Mais pourquoi ne pas avoir continué à militer au sein de l’ANC pour se retrouver, comme beaucoup de ses anciens camarades de lutte, dans le gouvernement sud-africain ? « J’ai joué mon rôle du temps de l’apartheid puis j’ai décidé de tourner la page. Je me sens bien dans le monde des affaires et, surtout, je n’envie pas du tout les ministres. Nous avons la chance d’avoir en Afrique du Sud un schéma social qui permet aux hommes d’affaires de travailler en paix sans compter sur les hommes politiques. Il n’y a que dans les pays où les politiques interviennent dans les affaires que les managers cherchent, coûte que coûte, à entrer dans le gouvernement. »
Aujourd’hui ce père de trois enfants plein d’humour, qui reçoit les journalistes sans fioritures dans ses luxueux locaux de Sandton, l’un des quartiers cossus de Johannesburg, savoure sa revanche, sans excès. Deux cent cinquante personnes et près d’une centaine de contractuels – « des Blancs et des Noirs », précise-t-il – travaillent sous ses ordres. Résultat, un bénéfice net de plus de 4 millions de rands (plus de 450 000 euros) pour une production de près de 120 000 carats en 2001. D’ici à 2007, la NDC vise une production de 1 million de carats !
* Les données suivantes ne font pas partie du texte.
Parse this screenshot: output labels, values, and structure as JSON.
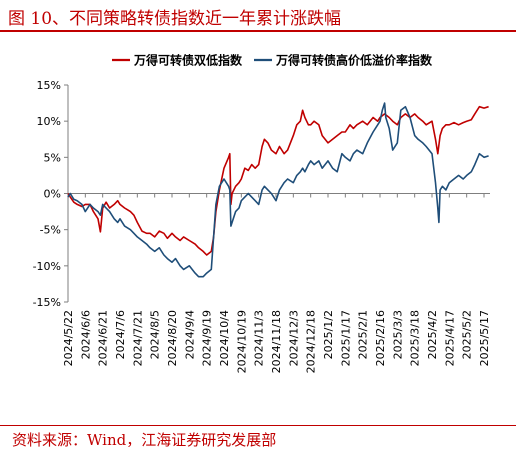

Fini les tracasseries, les humiliations, les privations. C’est une revanche à la fois sociale, Moseneke étant issu d’un milieu modeste, et historique. Une revanche sur cette société sud-africaine, qui longtemps lui a refusé (comme à ceux de la communauté) les droits les plus élémentaires. Pourtant l’homme n’explique pas sa réussite par la seule abolition de la politique d’apartheid et l’avènement d’un gouvernement noir, démocratique : « Je ne serais probablement pas arrivé à ce niveau s’il n’y avait pas eu de changement politique en Afrique du Sud, mais je ne dois pas ma position au seul fait d’être noir. » Autrement dit, il a dû se battre pour en arriver là.
Tiego Moseneke a gardé ses « amitiés blanches », les vraies, acquises dans les amphithéâtres de la faculté. À ces amis-là, devenus pour la plupart des managers comme lui, il tend la main pour former une chambre de jeunes entrepreneurs blancs et noirs. « Dans le passé, il était tout à fait normal de créer un syndicat formé exclusivement d’hommes d’affaires noirs – le Black Business Cocus – qui fonctionnait comme un lobby. Mais, aujourd’hui, cela n’est plus nécessaire puisque la situation politique s’est normalisée. Je travaille à l’idée d’un rassemblement entre les jeunes managers blancs et noirs autour d’un même syndicat. »
En attendant, Moseneke continue de travailler plus de quatorze heures par jour et se rend, quand il le faut, au bureau dès 6 heures du matin. Le reste du temps, il voyage à travers le monde notamment en Angleterre, pratique le golf les week-ends et s’adonne, quand il le peut, à sa vraie passion : jouer avec ses enfants.